OK, so far we’ve looked at the things a leader has to do to but what about those supposed followers? What should they be doing to support the team?

First and foremost each and every team member must accept that they are followers. Going back to that Henry Ford quote – each team member has to make a conscious decision that the team leader “can sing tenor”! Trying to wrest control from the team leader destroys the team and ensure that the project will fail. Just as the passengers agree not to try and fight the driver for control, team members must follow the directions of the team leader.

Second, the team members must agree to support each other. Team members have to accept that they are one of the people in the car and that all the passengers will get there at the same time. Trying to make yourself the hero will only distract from getting the project completed on time and on budget.

Practicing these two simple principals is much easier when you are an individual contributor. Much harder to subordinate yourself when you are a team leader in your own right. Picture a team consisting of a team of programmers, marketing people, and teachers developing training software. The programmers may be pushing for a less complex product, the marketing folks for a more full featured product while the teachers want a snazzy user interface.
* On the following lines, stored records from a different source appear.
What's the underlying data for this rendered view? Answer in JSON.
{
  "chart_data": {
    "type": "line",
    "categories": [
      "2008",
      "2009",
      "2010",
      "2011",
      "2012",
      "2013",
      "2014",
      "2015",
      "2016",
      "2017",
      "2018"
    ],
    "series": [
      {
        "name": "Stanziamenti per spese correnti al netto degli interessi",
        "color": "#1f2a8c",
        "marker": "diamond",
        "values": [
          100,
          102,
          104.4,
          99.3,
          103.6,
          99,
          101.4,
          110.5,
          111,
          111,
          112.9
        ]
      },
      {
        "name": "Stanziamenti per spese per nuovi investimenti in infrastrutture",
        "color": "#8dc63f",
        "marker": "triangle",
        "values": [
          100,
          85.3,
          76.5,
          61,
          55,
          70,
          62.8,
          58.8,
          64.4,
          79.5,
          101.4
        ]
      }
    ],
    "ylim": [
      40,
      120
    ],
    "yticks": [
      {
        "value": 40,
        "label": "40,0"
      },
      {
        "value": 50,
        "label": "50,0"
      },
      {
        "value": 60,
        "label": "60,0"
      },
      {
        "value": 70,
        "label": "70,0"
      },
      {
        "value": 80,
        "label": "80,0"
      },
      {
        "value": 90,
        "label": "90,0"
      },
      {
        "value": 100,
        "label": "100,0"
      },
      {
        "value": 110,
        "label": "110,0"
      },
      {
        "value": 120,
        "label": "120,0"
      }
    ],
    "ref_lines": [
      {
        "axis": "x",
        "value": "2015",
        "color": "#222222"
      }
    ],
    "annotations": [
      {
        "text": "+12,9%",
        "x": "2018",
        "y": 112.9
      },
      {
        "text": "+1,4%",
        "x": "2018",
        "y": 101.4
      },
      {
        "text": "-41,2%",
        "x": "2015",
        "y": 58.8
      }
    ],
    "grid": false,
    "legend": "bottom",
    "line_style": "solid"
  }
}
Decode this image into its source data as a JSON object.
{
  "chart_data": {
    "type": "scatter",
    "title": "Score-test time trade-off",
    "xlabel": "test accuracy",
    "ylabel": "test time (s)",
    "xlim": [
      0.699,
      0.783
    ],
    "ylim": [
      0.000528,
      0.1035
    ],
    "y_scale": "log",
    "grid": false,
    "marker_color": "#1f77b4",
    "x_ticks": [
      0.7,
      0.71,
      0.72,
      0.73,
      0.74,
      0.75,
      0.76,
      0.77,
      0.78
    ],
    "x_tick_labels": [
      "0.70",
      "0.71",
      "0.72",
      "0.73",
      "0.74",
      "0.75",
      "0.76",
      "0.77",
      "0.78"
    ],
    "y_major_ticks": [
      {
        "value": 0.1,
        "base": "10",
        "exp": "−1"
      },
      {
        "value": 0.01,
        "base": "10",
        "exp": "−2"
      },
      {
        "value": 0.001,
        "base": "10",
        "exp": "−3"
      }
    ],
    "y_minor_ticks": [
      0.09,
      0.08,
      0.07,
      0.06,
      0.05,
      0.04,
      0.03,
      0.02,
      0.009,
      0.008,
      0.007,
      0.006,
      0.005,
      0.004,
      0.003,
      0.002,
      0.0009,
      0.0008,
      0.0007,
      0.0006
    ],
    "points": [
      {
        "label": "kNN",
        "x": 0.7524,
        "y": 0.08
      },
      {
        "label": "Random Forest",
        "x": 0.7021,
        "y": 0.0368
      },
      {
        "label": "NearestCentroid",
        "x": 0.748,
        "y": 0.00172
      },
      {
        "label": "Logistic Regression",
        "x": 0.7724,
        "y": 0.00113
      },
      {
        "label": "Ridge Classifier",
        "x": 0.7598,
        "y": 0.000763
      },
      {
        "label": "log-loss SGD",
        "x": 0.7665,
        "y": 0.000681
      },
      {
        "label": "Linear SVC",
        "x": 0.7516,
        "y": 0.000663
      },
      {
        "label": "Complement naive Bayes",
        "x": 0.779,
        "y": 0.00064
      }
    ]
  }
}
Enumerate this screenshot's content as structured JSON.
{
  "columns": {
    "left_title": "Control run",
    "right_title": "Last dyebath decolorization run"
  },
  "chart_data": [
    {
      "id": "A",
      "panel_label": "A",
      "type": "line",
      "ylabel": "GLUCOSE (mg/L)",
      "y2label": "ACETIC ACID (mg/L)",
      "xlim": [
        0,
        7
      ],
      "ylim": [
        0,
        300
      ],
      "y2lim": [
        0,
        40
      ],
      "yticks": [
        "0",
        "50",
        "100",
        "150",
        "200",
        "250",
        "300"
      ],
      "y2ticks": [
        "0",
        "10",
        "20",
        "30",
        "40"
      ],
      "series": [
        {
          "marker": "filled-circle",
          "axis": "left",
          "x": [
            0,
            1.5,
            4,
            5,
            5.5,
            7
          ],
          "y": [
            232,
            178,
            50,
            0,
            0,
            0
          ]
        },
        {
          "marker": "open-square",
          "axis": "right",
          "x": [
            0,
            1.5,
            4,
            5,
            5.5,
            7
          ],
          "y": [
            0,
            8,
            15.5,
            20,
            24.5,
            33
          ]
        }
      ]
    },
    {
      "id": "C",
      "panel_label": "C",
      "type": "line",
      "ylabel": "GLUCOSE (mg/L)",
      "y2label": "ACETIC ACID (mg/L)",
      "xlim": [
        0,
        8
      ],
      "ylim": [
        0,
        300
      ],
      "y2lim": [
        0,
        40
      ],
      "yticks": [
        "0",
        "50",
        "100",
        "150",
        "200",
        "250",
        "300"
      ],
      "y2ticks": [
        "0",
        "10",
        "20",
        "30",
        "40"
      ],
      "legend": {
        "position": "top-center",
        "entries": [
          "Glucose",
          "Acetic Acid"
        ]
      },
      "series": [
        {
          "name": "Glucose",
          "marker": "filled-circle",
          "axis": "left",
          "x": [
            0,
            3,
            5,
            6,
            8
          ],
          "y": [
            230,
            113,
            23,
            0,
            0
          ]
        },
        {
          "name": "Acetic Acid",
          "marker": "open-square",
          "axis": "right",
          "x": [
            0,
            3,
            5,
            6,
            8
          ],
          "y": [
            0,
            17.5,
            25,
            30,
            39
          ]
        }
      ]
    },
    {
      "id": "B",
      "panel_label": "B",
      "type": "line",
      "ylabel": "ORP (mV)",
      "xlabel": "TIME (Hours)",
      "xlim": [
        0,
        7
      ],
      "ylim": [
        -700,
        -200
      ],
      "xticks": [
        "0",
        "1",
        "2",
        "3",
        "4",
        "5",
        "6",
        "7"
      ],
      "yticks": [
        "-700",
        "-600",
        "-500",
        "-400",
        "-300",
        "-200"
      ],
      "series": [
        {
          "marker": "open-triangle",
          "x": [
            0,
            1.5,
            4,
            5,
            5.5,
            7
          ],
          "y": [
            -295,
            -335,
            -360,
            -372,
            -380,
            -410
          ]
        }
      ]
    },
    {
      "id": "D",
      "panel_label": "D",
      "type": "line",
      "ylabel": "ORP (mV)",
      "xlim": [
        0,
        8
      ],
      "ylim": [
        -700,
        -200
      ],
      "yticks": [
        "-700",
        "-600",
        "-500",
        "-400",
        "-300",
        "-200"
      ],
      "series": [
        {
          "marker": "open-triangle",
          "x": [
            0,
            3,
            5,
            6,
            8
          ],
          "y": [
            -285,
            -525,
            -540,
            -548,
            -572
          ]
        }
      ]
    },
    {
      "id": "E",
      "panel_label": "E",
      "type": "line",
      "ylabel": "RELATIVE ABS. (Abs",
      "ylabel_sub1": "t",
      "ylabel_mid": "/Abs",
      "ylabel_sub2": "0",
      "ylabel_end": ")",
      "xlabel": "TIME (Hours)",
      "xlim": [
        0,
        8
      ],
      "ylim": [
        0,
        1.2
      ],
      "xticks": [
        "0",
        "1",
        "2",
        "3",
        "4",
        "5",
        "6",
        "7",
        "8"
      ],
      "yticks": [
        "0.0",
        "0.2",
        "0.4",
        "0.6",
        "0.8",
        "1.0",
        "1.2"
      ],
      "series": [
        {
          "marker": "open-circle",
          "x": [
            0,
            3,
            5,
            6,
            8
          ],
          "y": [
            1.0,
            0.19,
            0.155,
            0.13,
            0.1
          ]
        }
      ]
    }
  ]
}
At some point each of these competing requirements may come into conflict. By fighting for control so they can get their favorite features a single team member may sacrifice the entire project for parochial interests. While the team leader should explain why the compromises are necessary, at some point the followers must accept that the team leader has the best interest of the entire project in mind and is weighing the trade-offs and making decisions that keep the project on track and with in budget.

1 comment:

Bryan Neva Sr said...

I recently had an experience where I was elected the president of a voluntary corporate topical discussion group that met monthly. On my first meeting as president I listened in stunned silence as the "discussion" degenerated into total chaos. There were people talking over one another and too many side discussions going on. After 30 minutes of this, I tried to bring some order to the meeting by telling the group of about 20 young engineers (that were young enough to be my children), "Can we just have one person talk at a time?" (It’s just basic meeting edict.) Well my simple suggestion went over like a lead balloon as the discussion turned into “why that was a stupid idea.” After the disastrous meeting I promptly walked back to my desk and resigned as their president. They obviously hadn’t learned basic courtesy or followership and continuing as their leader would have been an exercise in futility.